А я из-за картины «Приходите завтра...» не попал в «Современник». Мечтал о нем, еще работая в Ярославле. Приезжал тогда в Москву и присутствовал на репетициях — артистов допускали. Познакомился с Евгением Евстигнеевым. Уже в Одессе, увидев меня в театре, он говорит: «Что ты здесь время теряешь? Давай к нам!» И вот когда приехали с картиной «Приходите завтра...» в экспедицию в Москву, мне назначили встречу в «Современнике» — на три часа, поскольку в два обычно съемки заканчивались. Но в тот день солнышко не вышло — прождали его весь день. Я не мог уйти с площадки и просто плакал! Директор картины отправилась в «Современник», передала Евстигнееву, что Горобец не приедет. Так стыдно было, что людей подвел... И больше не решился к нему обратиться. Спустя годы встретились с Женей на съемках «Обвиняются в убийстве», он только рукой махнул: «Что же ты... Приехал бы! Понимаю, мы все киношники!»

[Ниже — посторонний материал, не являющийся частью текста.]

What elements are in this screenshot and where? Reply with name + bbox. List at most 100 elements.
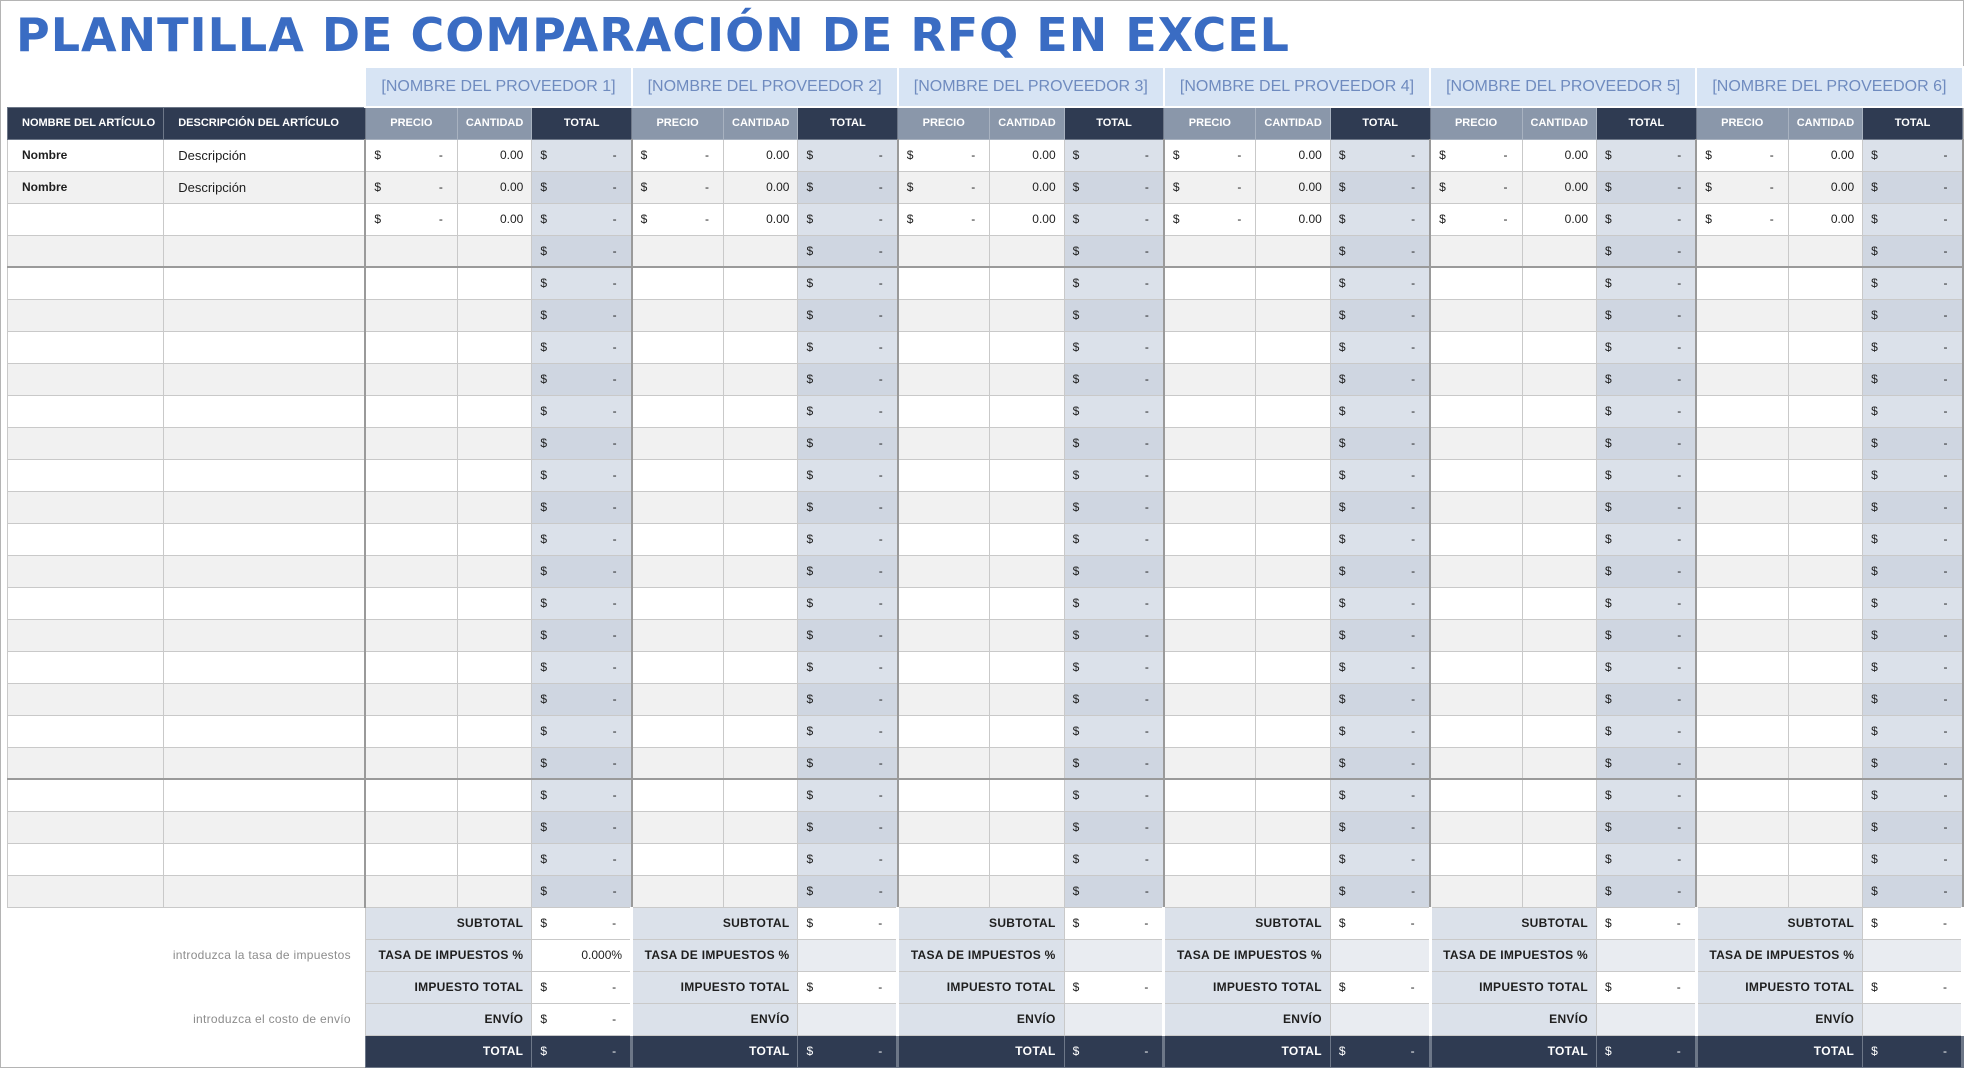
quantity-cell[interactable] <box>1787 394 1864 428</box>
quantity-cell[interactable] <box>989 842 1065 876</box>
quantity-cell[interactable] <box>1521 682 1598 716</box>
item-description-cell[interactable] <box>163 298 367 332</box>
quantity-cell[interactable] <box>1255 650 1331 684</box>
quantity-cell[interactable] <box>456 266 533 300</box>
price-cell[interactable]: $ - <box>1163 202 1257 236</box>
quantity-cell[interactable] <box>1255 490 1331 524</box>
price-cell[interactable] <box>1163 618 1257 652</box>
price-cell[interactable] <box>897 682 991 716</box>
price-cell[interactable] <box>1163 362 1257 396</box>
quantity-cell[interactable] <box>1787 266 1864 300</box>
tax-rate-input[interactable] <box>1862 938 1964 972</box>
price-cell[interactable] <box>631 842 725 876</box>
quantity-cell[interactable] <box>1255 266 1331 300</box>
price-cell[interactable] <box>1429 394 1523 428</box>
item-name-cell[interactable] <box>6 458 165 492</box>
price-cell[interactable] <box>631 682 725 716</box>
price-cell[interactable]: $ - <box>1695 138 1789 172</box>
price-cell[interactable]: $ - <box>1429 202 1523 236</box>
quantity-cell[interactable] <box>1255 522 1331 556</box>
quantity-cell[interactable] <box>1255 426 1331 460</box>
item-description-cell[interactable] <box>163 778 367 812</box>
price-cell[interactable] <box>1163 682 1257 716</box>
quantity-cell[interactable] <box>1521 842 1598 876</box>
item-name-cell[interactable] <box>6 330 165 364</box>
quantity-cell[interactable] <box>723 330 799 364</box>
quantity-cell[interactable] <box>1255 778 1331 812</box>
quantity-cell[interactable]: 0.00 <box>1255 138 1331 172</box>
price-cell[interactable] <box>364 362 458 396</box>
vendor-name-4[interactable]: [NOMBRE DEL PROVEEDOR 4] <box>1162 66 1432 108</box>
item-description-cell[interactable] <box>163 682 367 716</box>
price-cell[interactable] <box>897 778 991 812</box>
vendor-name-2[interactable]: [NOMBRE DEL PROVEEDOR 2] <box>630 66 899 108</box>
quantity-cell[interactable]: 0.00 <box>1521 138 1598 172</box>
price-cell[interactable] <box>1429 490 1523 524</box>
quantity-cell[interactable] <box>1787 490 1864 524</box>
quantity-cell[interactable] <box>1787 874 1864 908</box>
quantity-cell[interactable] <box>1787 522 1864 556</box>
price-cell[interactable] <box>1695 330 1789 364</box>
price-cell[interactable] <box>1163 810 1257 844</box>
quantity-cell[interactable] <box>723 874 799 908</box>
price-cell[interactable] <box>897 234 991 268</box>
item-description-cell[interactable] <box>163 874 367 908</box>
quantity-cell[interactable] <box>1787 842 1864 876</box>
price-cell[interactable] <box>1695 522 1789 556</box>
item-description-cell[interactable] <box>163 522 367 556</box>
price-cell[interactable] <box>1695 746 1789 780</box>
item-name-cell[interactable] <box>6 234 165 268</box>
price-cell[interactable] <box>631 490 725 524</box>
vendor-name-5[interactable]: [NOMBRE DEL PROVEEDOR 5] <box>1429 66 1698 108</box>
quantity-cell[interactable] <box>1521 234 1598 268</box>
quantity-cell[interactable] <box>456 234 533 268</box>
price-cell[interactable] <box>631 266 725 300</box>
vendor-name-3[interactable]: [NOMBRE DEL PROVEEDOR 3] <box>896 66 1165 108</box>
quantity-cell[interactable] <box>989 458 1065 492</box>
price-cell[interactable] <box>897 490 991 524</box>
price-cell[interactable] <box>1163 842 1257 876</box>
price-cell[interactable] <box>1429 618 1523 652</box>
quantity-cell[interactable] <box>456 330 533 364</box>
item-description-cell[interactable] <box>163 202 367 236</box>
quantity-cell[interactable] <box>723 842 799 876</box>
price-cell[interactable]: $ - <box>1429 170 1523 204</box>
item-name-cell[interactable] <box>6 298 165 332</box>
quantity-cell[interactable] <box>456 522 533 556</box>
quantity-cell[interactable] <box>989 490 1065 524</box>
item-description-cell[interactable] <box>163 746 367 780</box>
vendor-name-6[interactable]: [NOMBRE DEL PROVEEDOR 6] <box>1695 66 1964 108</box>
quantity-cell[interactable] <box>989 298 1065 332</box>
price-cell[interactable] <box>1695 586 1789 620</box>
price-cell[interactable] <box>631 458 725 492</box>
quantity-cell[interactable] <box>989 810 1065 844</box>
price-cell[interactable]: $ - <box>897 202 991 236</box>
price-cell[interactable] <box>1695 362 1789 396</box>
price-cell[interactable] <box>1163 778 1257 812</box>
quantity-cell[interactable] <box>1521 522 1598 556</box>
quantity-cell[interactable] <box>1521 554 1598 588</box>
price-cell[interactable] <box>897 618 991 652</box>
quantity-cell[interactable] <box>1255 874 1331 908</box>
quantity-cell[interactable] <box>1787 682 1864 716</box>
item-name-cell[interactable] <box>6 394 165 428</box>
quantity-cell[interactable] <box>1521 874 1598 908</box>
price-cell[interactable] <box>631 746 725 780</box>
quantity-cell[interactable] <box>723 522 799 556</box>
quantity-cell[interactable] <box>723 650 799 684</box>
item-description-cell[interactable] <box>163 554 367 588</box>
price-cell[interactable]: $ - <box>1163 170 1257 204</box>
price-cell[interactable] <box>897 330 991 364</box>
quantity-cell[interactable] <box>723 554 799 588</box>
quantity-cell[interactable] <box>1255 330 1331 364</box>
price-cell[interactable] <box>364 618 458 652</box>
shipping-input[interactable] <box>1596 1002 1698 1036</box>
price-cell[interactable] <box>897 650 991 684</box>
price-cell[interactable] <box>631 778 725 812</box>
item-description-cell[interactable] <box>163 810 367 844</box>
price-cell[interactable] <box>1695 298 1789 332</box>
quantity-cell[interactable] <box>723 458 799 492</box>
price-cell[interactable] <box>631 330 725 364</box>
price-cell[interactable] <box>631 810 725 844</box>
quantity-cell[interactable] <box>456 426 533 460</box>
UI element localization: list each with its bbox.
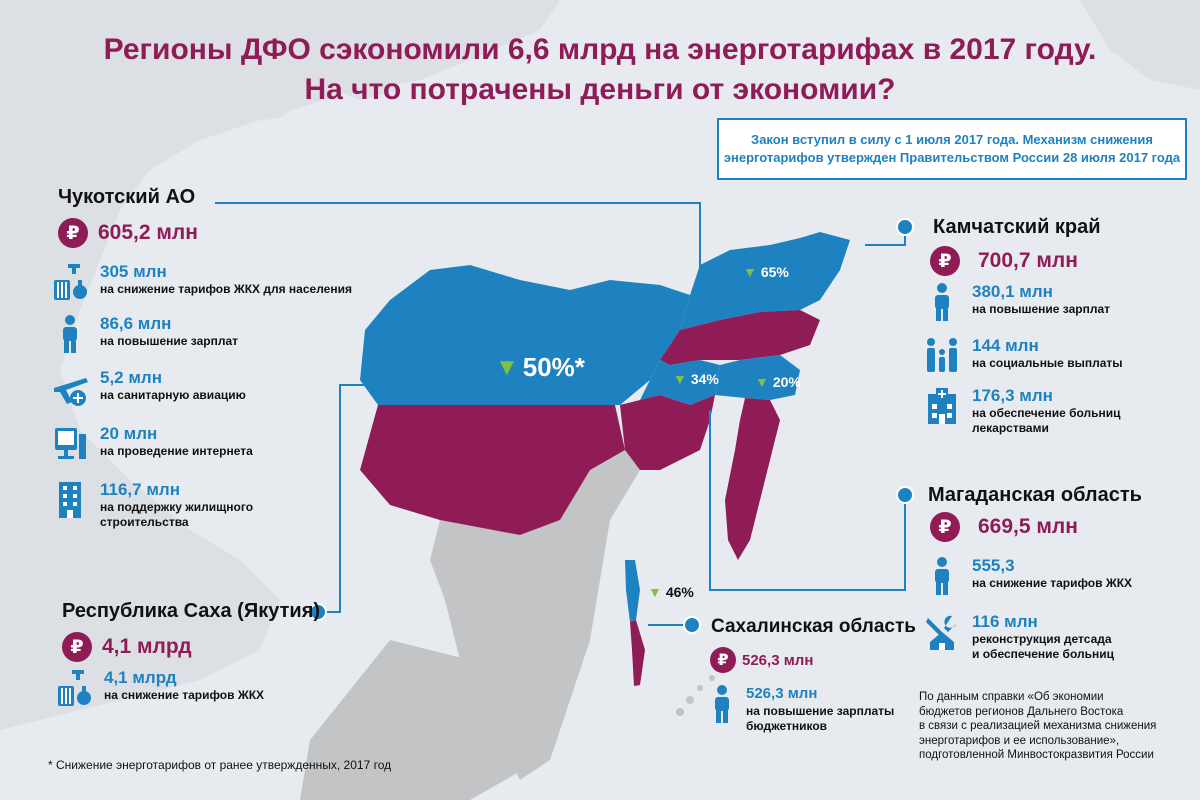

Но Москва все же заманила. Однажды в Одессе на моем спектакле побывал режиссер Борис Равенских, его только что назначили худруком столичного Театра имени Пушкина. После сидели компанией, что-то дегустировали, и директор Пушкинского Михаил Зайцев вдруг говорит: «Поступай к нам!» Даже дату назначил. Я недолго думая уволился. Провожала меня вся одесская труппа: так наотмечались, что даже билет пришлось дважды сдавать (тогда его было легко перекомпостировать).
Прилетел в результате поздно, разыскал Театр имени Пушкина. Стучусь в дверь служебного входа, мне отвечают: «Ничего не знаем, про тебя никто не говорил, иди отсюда!» В кармане три рубля, остальное ушло на проводы в Одесском аэропорту. Куда деваться? Побрел в ресторан «Астория», который работал до утра. Перекусил и сижу, тяну время — все равно ночевать на бульваре. Но судьба смилостивилась: вдруг заходит Поженян что-то прикупить навынос. Видит меня: «Ты что здесь делаешь?» Отвез к себе домой, а сам уехал в гости догуливать. В итоге я остался у Гриши на полгода, практически на его содержании.
А тогда переночевал и утречком опять в театр. Зайцев наш уговор вспомнил, но места в труппе не предложил. Следующие полгода каждый день появлялся в Пушкинском, сидел на репетициях, смотрел, как играет на гитаре под лестницей Владимир Высоцкий, а Фаина Раневская играет на сцене... Однажды заглянул в ГИТИС, встретил своего мастера Андрея Гончарова. «Приходи, — говорит, — ко мне на репетицию». Назавтра отправился к нему в Московский драматический театр на «Бауманскую». Вечером только вернулся к Поженяну, звонит завтруппой Пушкинского:
— Юрий Васильевич, почему вас сегодня не было в театре?
— Я полгода к вам просто так хожу!
— Борис Иванович обиделся! Приходите обязательно.
Моментально узнали, что артист, над которым издевались несколько месяцев, начинает репетировать на другой сцене! На следующий день я получил у Равенских сразу две хорошие роли.
В одном из спектаклей играла Раневская. Я видел, как она волнуется перед выходом на сцену. На мой взгляд, Фаина Георгиевна и в жизни постоянно играла, но тут волноваться приходилось тем, кто попадал под прицел ее иронии. Помню, на гастрольном концерте устроилась в задних рядах и зовет: «Мальчичек мой, иди сюда!» Сажусь рядом. Выходит коллега на сцену, а она через весь зал: «Мальчик, посмотри, какой упоительный идиот!» Когда театр был на Урале, Раневская подвернула ногу. На сцену вышла с трудом, а после спектакля за кулисами легла на кушетку и воскликнула: «Все! В Москву, в Москву!»